В палате, рядом с кроватью больного сидела санитарка Лидия Михайловна и маленькими-маленькими порциями манной каши пыталась кормить больного. Он пытался жевать, шевелил губами, но проглотить не мог. Каша вытекала у него изо рта и стекала по щеке. Лидия Михайловна вытирала кашу с его щеки полотенцем и, снова и снова, подобно терпеливой маме, кормящей непослушного малыша, давала ему кашу. Когда я зашёл в палату и появился в его поле зрения, он улыбнулся уголком рта и посмотрел на меня таким взглядом полным отчаянья, что я не забуду его никогда. В его взгляде я увидел, что он прекрасно понимает, что жить ему осталось совсем немного, а я его забрал из родного дома. И вот сейчас, его пытается накормить чужая женщина, а родная его спутница – бабушка Лизавета, с которой он прожил уже двадцать с лишним лет, далеко в деревне, одна. Дети где-то в городе и ещё не знают о том, что отец умирает.

– Будем кормить через зонд. Принесите, – коротко сказал я медсестре.

Я установил деду назогастральный зонд, показал, как надо кормить больного и вышел из палаты.

– Леонидыч, пойдем, – сказал мне проходящий мимо больной, – покурим?

– Курить вредно! – ответил я, но все же пошел следом.

– Дмитрий Леонидович! – окликнула меня медсестра, когда я выходил на лестничную площадку.

Я резко повернул голову, в шее что-то щелкнуло, я испытал такую боль, что вскрикнул и схватился за шею.
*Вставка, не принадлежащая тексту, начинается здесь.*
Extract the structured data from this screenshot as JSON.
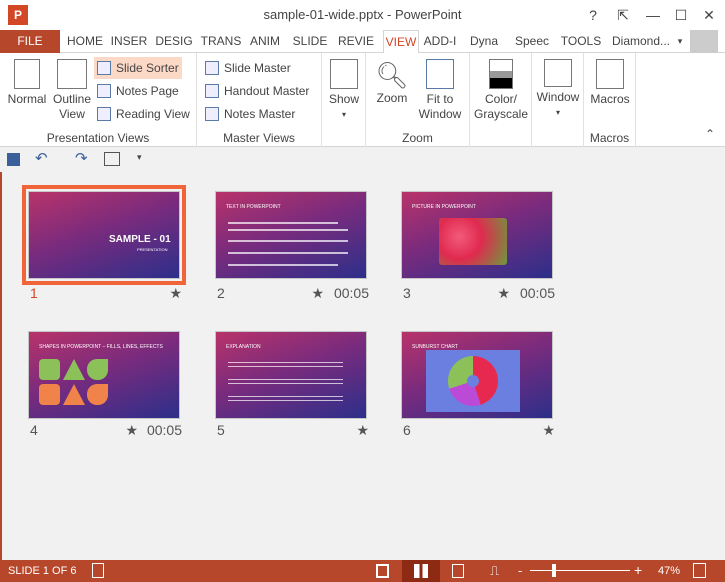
{
  "window": {
    "title": "sample-01-wide.pptx - PowerPoint",
    "app_icon": "P",
    "help": "?",
    "restore_ribbon": "⇱",
    "minimize": "—",
    "maximize": "☐",
    "close": "✕"
  },
  "tabs": [
    {
      "label": "FILE"
    },
    {
      "label": "HOME"
    },
    {
      "label": "INSER"
    },
    {
      "label": "DESIG"
    },
    {
      "label": "TRANS"
    },
    {
      "label": "ANIM"
    },
    {
      "label": "SLIDE"
    },
    {
      "label": "REVIE"
    },
    {
      "label": "VIEW",
      "active": true
    },
    {
      "label": "ADD-I"
    },
    {
      "label": "Dyna"
    },
    {
      "label": "Speec"
    },
    {
      "label": "TOOLS"
    }
  ],
  "account": {
    "name": "Diamond...",
    "caret": "▾"
  },
  "ribbon": {
    "presentation_views": {
      "label": "Presentation Views",
      "normal": "Normal",
      "outline_view": "Outline View",
      "slide_sorter": "Slide Sorter",
      "notes_page": "Notes Page",
      "reading_view": "Reading View"
    },
    "master_views": {
      "label": "Master Views",
      "slide_master": "Slide Master",
      "handout_master": "Handout Master",
      "notes_master": "Notes Master"
    },
    "show": {
      "label": "Show"
    },
    "zoom": {
      "label": "Zoom",
      "zoom": "Zoom",
      "fit_to_window": "Fit to Window"
    },
    "color": {
      "label": "Color/ Grayscale"
    },
    "window": {
      "label": "Window"
    },
    "macros": {
      "label": "Macros",
      "button": "Macros"
    },
    "collapse": "⌃"
  },
  "slides": [
    {
      "number": "1",
      "title": "SAMPLE - 01",
      "subtitle": "PRESENTATION",
      "timing": "",
      "selected": true
    },
    {
      "number": "2",
      "title": "TEXT IN POWERPOINT",
      "timing": "00:05"
    },
    {
      "number": "3",
      "title": "PICTURE IN POWERPOINT",
      "timing": "00:05"
    },
    {
      "number": "4",
      "title": "SHAPES IN POWERPOINT – FILLS, LINES, EFFECTS",
      "timing": "00:05"
    },
    {
      "number": "5",
      "title": "EXPLANATION",
      "timing": ""
    },
    {
      "number": "6",
      "title": "SUNBURST CHART",
      "timing": ""
    }
  ],
  "star": "★",
  "status": {
    "slide": "SLIDE 1 OF 6",
    "zoom": "47%",
    "zoom_fraction": 0.47,
    "minus": "-",
    "plus": "+"
  },
  "colors": {
    "accent": "#b7472a",
    "selection": "#f0643a"
  }
}
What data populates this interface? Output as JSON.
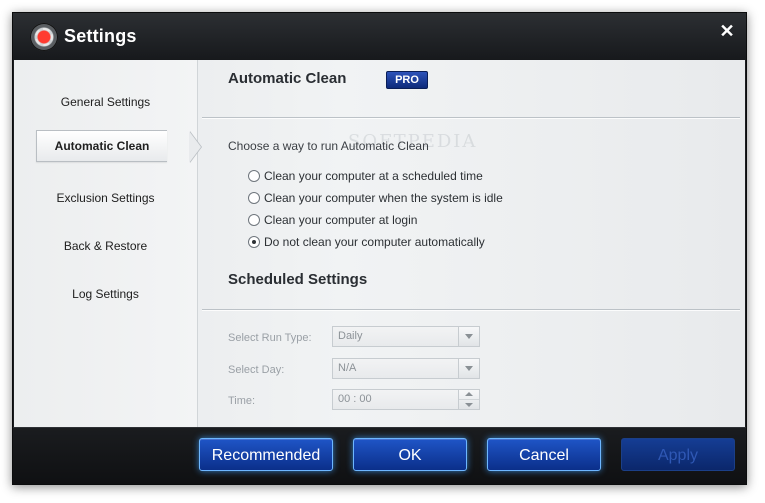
{
  "window": {
    "title": "Settings",
    "close_glyph": "✕",
    "app_icon": "gear-lifebuoy-icon"
  },
  "sidebar": {
    "items": [
      {
        "label": "General Settings",
        "active": false
      },
      {
        "label": "Automatic Clean",
        "active": true
      },
      {
        "label": "Exclusion Settings",
        "active": false
      },
      {
        "label": "Back & Restore",
        "active": false
      },
      {
        "label": "Log Settings",
        "active": false
      }
    ]
  },
  "automatic_clean": {
    "title": "Automatic Clean",
    "badge": "PRO",
    "prompt": "Choose a way to run Automatic Clean",
    "watermark": "SOFTPEDIA",
    "options": [
      {
        "label": "Clean your computer at a scheduled time",
        "selected": false
      },
      {
        "label": "Clean your computer when the system is idle",
        "selected": false
      },
      {
        "label": "Clean your computer at login",
        "selected": false
      },
      {
        "label": "Do not clean your computer automatically",
        "selected": true
      }
    ]
  },
  "scheduled_settings": {
    "title": "Scheduled Settings",
    "run_type_label": "Select Run Type:",
    "run_type_value": "Daily",
    "day_label": "Select Day:",
    "day_value": "N/A",
    "time_label": "Time:",
    "time_value": "00 : 00"
  },
  "footer": {
    "recommended_label": "Recommended",
    "ok_label": "OK",
    "cancel_label": "Cancel",
    "apply_label": "Apply",
    "apply_disabled": true
  },
  "colors": {
    "button_blue": "#1f55c7",
    "button_glow": "#6db6ff",
    "pro_badge": "#0d2a7a",
    "titlebar": "#1b1d20"
  }
}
– Что? – ответил я, корчась от боли.

Медсестра, увидев, что стала причиной моей боли, несколько растерялась.

– Я хотела спросить…, вы завтракать будете?

– Буду, – ответил я.

– Может быть вам диклофенак уколоть? – предложила она. – Всё полегче будет…

– Ольга Юрьевна, ну кто же диклофенак на голодный желудок колет? – пытался пошутить я. – Сейчас позавтракаю, а там посмотрим!

В курилке несколько мужиков уже обсуждали тяжёлое состояние деда Кости. Я подошёл к ним и молча закурил. Мужики притихли, ожидая от меня какого-то объяснения сложившейся ситуации, но я молчал, выпуская сигаретный дым в открытую форточку.

– Зимой светает поздно… – начал было один мужик. – Время восемь утра, а вон как темно…

– Метель будет… – продолжил другой. – Ноги у меня всю ночь крутило. Всегда перед непогодой крутит…

– Помрёт? – наконец спросил меня третий.

Я пожал плечами, потушил сигарету и пошёл завтракать. Мужики, оставшиеся в курилке, продолжили свои обсуждения:

– Сейчас Людка за ним на вертолёте прилетит…

Я остановился:

– За кем?

– За дядей Костей, – ответили мне.

– Какая Людка? – спросил я.

– Дочь его, Людка. Она же у него директором банка в городе работает.

Я позавтракал. Укол делать не стал – само пройдёт. Успею ещё за всю жизнь уколов и таблеток напринимать.

На работу пришла старшая медсестра Вера Александровна. Она, по стечению обстоятельств, оказалась какой-то родственницей бабушки Лизаветы и рассказала мне о том, что дочь Константина Григорьевича действительно работает управляющим директором одного из банков города.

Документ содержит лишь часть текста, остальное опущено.